In 2005, Owners Corp., a condominium association, purchased insurance from both Admiral and Travelers. Admiral issued Owners Corp. a commercial general liability insurance policy (“Admiral Policy”). The Admiral Policy covered “bodily injury,” “property damage,” and “personal and advertising injury” among other things. The Admiral Policy was an occurrence policy that applied to any occurrence “during the policy period.” “Occurrence” is defined by the policy as “an accident, including continuous or repeated exposures to substantially the same general harmful conditions.”

Travelers issued Owners Corp. Non-Profit Management and Organization Liability Insurance (“Travelers Policy”). The Travelers Policy provided Owners Corp. with directors and officers liability coverage.

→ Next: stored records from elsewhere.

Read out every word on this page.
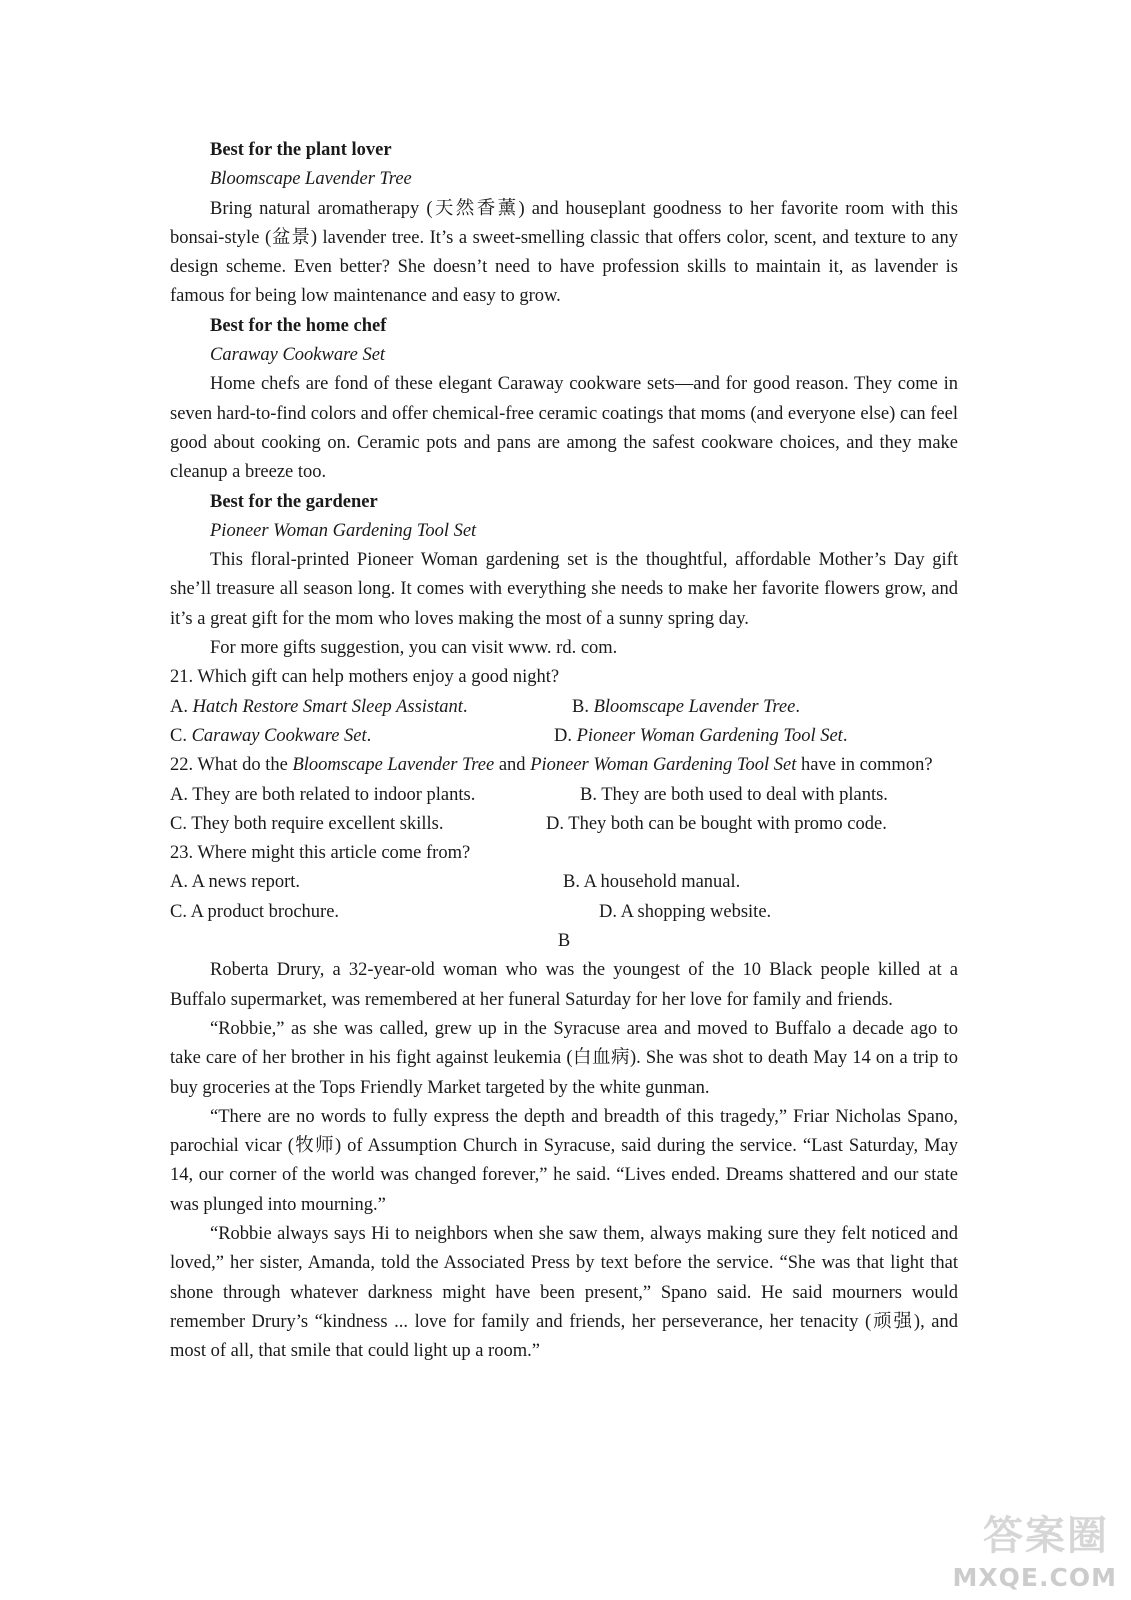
Best for the plant lover
Bloomscape Lavender Tree

Bring natural aromatherapy (天然香薰) and houseplant goodness to her favorite room with this bonsai-style (盆景) lavender tree. It’s a sweet-smelling classic that offers color, scent, and texture to any design scheme. Even better? She doesn’t need to have profession skills to maintain it, as lavender is famous for being low maintenance and easy to grow.

Best for the home chef
Caraway Cookware Set

Home chefs are fond of these elegant Caraway cookware sets—and for good reason. They come in seven hard-to-find colors and offer chemical-free ceramic coatings that moms (and everyone else) can feel good about cooking on. Ceramic pots and pans are among the safest cookware choices, and they make cleanup a breeze too.

Best for the gardener
Pioneer Woman Gardening Tool Set

This floral-printed Pioneer Woman gardening set is the thoughtful, affordable Mother’s Day gift she’ll treasure all season long. It comes with everything she needs to make her favorite flowers grow, and it’s a great gift for the mom who loves making the most of a sunny spring day.

For more gifts suggestion, you can visit www. rd. com.

21. Which gift can help mothers enjoy a good night?

A. Hatch Restore Smart Sleep Assistant.	B. Bloomscape Lavender Tree.
C. Caraway Cookware Set.	D. Pioneer Woman Gardening Tool Set.

22. What do the Bloomscape Lavender Tree and Pioneer Woman Gardening Tool Set have in common?

A. They are both related to indoor plants.	B. They are both used to deal with plants.
C. They both require excellent skills.	D. They both can be bought with promo code.

23. Where might this article come from?

A. A news report.	B. A household manual.
C. A product brochure.	D. A shopping website.
B

Roberta Drury, a 32-year-old woman who was the youngest of the 10 Black people killed at a Buffalo supermarket, was remembered at her funeral Saturday for her love for family and friends.

“Robbie,” as she was called, grew up in the Syracuse area and moved to Buffalo a decade ago to take care of her brother in his fight against leukemia (白血病). She was shot to death May 14 on a trip to buy groceries at the Tops Friendly Market targeted by the white gunman.

“There are no words to fully express the depth and breadth of this tragedy,” Friar Nicholas Spano, parochial vicar (牧师) of Assumption Church in Syracuse, said during the service. “Last Saturday, May 14, our corner of the world was changed forever,” he said. “Lives ended. Dreams shattered and our state was plunged into mourning.”

“Robbie always says Hi to neighbors when she saw them, always making sure they felt noticed and loved,” her sister, Amanda, told the Associated Press by text before the service. “She was that light that shone through whatever darkness might have been present,” Spano said. He said mourners would remember Drury’s “kindness ... love for family and friends, her perseverance, her tenacity (顽强), and most of all, that smile that could light up a room.”

答案圈
MXQE.COM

The Travelers Policy provided coverage on a “claims made” basis, for claims first made against the insured and reported to Travelers during the policy period or during a further three-year discovery period.

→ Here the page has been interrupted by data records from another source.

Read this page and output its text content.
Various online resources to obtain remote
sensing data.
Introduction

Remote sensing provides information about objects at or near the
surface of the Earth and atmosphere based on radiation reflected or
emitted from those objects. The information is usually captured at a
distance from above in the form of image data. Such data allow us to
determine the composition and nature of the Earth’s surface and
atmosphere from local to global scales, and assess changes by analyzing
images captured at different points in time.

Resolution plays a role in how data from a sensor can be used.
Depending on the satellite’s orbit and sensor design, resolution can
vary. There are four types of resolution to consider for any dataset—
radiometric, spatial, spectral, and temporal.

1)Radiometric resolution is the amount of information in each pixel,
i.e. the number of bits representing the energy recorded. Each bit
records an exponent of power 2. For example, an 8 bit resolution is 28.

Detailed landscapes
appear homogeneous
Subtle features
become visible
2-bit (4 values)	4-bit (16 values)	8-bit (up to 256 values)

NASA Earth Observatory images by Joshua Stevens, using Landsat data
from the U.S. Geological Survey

The policy periods for both the Admiral Policy and the Travelers Policy initially ran from February 1, 2005, until February 1, 2006. Both Travelers and Admiral issued identical successor policies for the period from February 1, 2006 until February 1, 2007.

Both the Admiral Policy and the Travelers Policy contain “Other Insurance” clauses.

Admiral seeks to hold Travelers liable for a share of the costs that Admiral has expended in the defense of a lawsuit that was brought in the New York State Supreme Court, entitled Gallup v. 315 East 69th Street Owners’ Corp., et al. (the “Gallup Action”). The occurrence that formed the basis for the Gallup Action occurred in March 2005. Stephen Gallup owned the penthouse apartment at 315 East 69th Street (“the Building”) including a greenhouse attached to the apartment.  Gallup had an agreement (the “Greenhouse Agreement”) with Owners Corp. that allegedly gave Gallup primary responsibility over the greenhouse, including maintenance and repair.

In or about March 2005, as the alleged result of ongoing repair work to the exterior of the Building undertaken by Owners Corp., Gallup’s greenhouse was damaged. Gallup and Owners Corp. spent months negotiating to resolve the damages issues.  The negotiations included an alleged Alteration Agreement between the parties. However, as a result of an impasse in negotiations, Gallup brought suit in state court in April, 2006 against Owners Corp. and others.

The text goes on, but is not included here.